Ensayo abierto e internacional con regimenes uniformes de múltiples medicamentos durante seis meses para todo tipos de pacientes leprosos: fundamento, diseño y resultados preliminares

Summary Objective  To describe the rationale, design and preliminary results of an open trial of 6 months uniform multi‐drug therapy (U‐MDT) for all types of leprosy patients assuming a cumulative relapse rate not exceeding 5% over 5 years of follow‐up. Methods  We intended to recruit 2500 patients each in multi‐bacillary (MB) and pauci‐bacillary (PB) groups from India (five centres) and China (two centres). Standardized clinical criteria were used to assess skin lesions in the field. Results  A total of 2912 patients enrolled from November 2003 to May 2007 (India, 2746; China, 166). MB patients constituted 39% and 3% had grade 2 disability.

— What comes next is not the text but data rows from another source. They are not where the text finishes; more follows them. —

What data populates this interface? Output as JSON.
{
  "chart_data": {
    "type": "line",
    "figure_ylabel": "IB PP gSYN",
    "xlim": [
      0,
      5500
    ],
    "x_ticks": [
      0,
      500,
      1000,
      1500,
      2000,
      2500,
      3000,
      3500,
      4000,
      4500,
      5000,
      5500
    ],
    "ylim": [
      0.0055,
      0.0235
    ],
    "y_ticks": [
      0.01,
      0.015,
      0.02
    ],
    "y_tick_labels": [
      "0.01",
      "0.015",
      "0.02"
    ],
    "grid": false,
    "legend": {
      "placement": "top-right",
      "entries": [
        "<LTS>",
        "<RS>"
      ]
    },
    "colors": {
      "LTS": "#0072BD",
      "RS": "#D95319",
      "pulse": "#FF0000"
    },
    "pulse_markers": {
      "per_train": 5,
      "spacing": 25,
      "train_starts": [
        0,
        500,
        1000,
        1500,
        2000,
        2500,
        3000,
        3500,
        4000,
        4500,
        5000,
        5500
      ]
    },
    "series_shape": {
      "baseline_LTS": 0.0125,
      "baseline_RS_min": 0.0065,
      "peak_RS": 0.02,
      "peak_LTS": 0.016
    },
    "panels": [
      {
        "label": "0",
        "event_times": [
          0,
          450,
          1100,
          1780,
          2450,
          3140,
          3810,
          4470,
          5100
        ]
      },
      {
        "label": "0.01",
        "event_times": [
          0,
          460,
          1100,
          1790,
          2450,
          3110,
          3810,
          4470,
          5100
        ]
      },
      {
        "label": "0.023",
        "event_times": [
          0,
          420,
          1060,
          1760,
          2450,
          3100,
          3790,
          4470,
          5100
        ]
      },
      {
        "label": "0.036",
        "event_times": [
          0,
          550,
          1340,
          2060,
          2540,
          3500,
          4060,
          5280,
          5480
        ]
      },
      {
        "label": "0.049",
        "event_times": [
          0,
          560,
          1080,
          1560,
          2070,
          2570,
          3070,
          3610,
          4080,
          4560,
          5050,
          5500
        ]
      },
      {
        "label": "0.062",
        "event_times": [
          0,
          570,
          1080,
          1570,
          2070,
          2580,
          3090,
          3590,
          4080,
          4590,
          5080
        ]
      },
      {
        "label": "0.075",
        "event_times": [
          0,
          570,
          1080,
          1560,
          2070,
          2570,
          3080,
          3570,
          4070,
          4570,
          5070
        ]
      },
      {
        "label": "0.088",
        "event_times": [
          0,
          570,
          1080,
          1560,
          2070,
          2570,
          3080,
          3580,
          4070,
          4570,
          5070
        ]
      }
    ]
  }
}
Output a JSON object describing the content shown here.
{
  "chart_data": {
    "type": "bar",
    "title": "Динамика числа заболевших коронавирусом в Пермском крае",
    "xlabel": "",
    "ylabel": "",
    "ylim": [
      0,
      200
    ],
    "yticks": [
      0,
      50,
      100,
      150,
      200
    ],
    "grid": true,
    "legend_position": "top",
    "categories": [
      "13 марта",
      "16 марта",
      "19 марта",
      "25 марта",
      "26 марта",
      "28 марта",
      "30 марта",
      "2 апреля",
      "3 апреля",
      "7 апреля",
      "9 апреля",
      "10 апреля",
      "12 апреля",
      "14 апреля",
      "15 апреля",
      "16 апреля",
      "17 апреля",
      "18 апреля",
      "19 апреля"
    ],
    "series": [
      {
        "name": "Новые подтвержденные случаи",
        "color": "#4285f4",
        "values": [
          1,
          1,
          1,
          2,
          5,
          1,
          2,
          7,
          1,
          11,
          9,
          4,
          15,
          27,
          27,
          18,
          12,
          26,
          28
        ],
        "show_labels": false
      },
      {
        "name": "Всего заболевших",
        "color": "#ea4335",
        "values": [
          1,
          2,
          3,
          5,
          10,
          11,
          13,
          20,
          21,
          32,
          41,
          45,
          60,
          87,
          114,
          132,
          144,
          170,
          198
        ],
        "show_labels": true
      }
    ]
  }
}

During follow‐up, 27 patients (0.9%) developed new lesions. Of these, 78% were on account of reactions. Six patients had clinically confirmed relapse. Clofazimine‐related skin pigmentation was short‐lived and was acceptable to patients. We analysed data for clinical status of skin lesions. About 2.9% of patients were lost to follow‐up; 85.9% completed treatment, of whom 19% had inactive skin lesions. PB patients responded better than MB patients (27% vs . 6%; P  < 0.001). At the end of the first ( n  = 2013) and second year ( n  = 807) of follow‐up post‐U‐MDT, in 49% and 46% patients, lesions were inactive, respectively (59% and 57% in PB, 37% and 28% in MB; P  < 0.001). Conclusion  U‐MDT appears to be promising with respect to clinical status of skin lesions.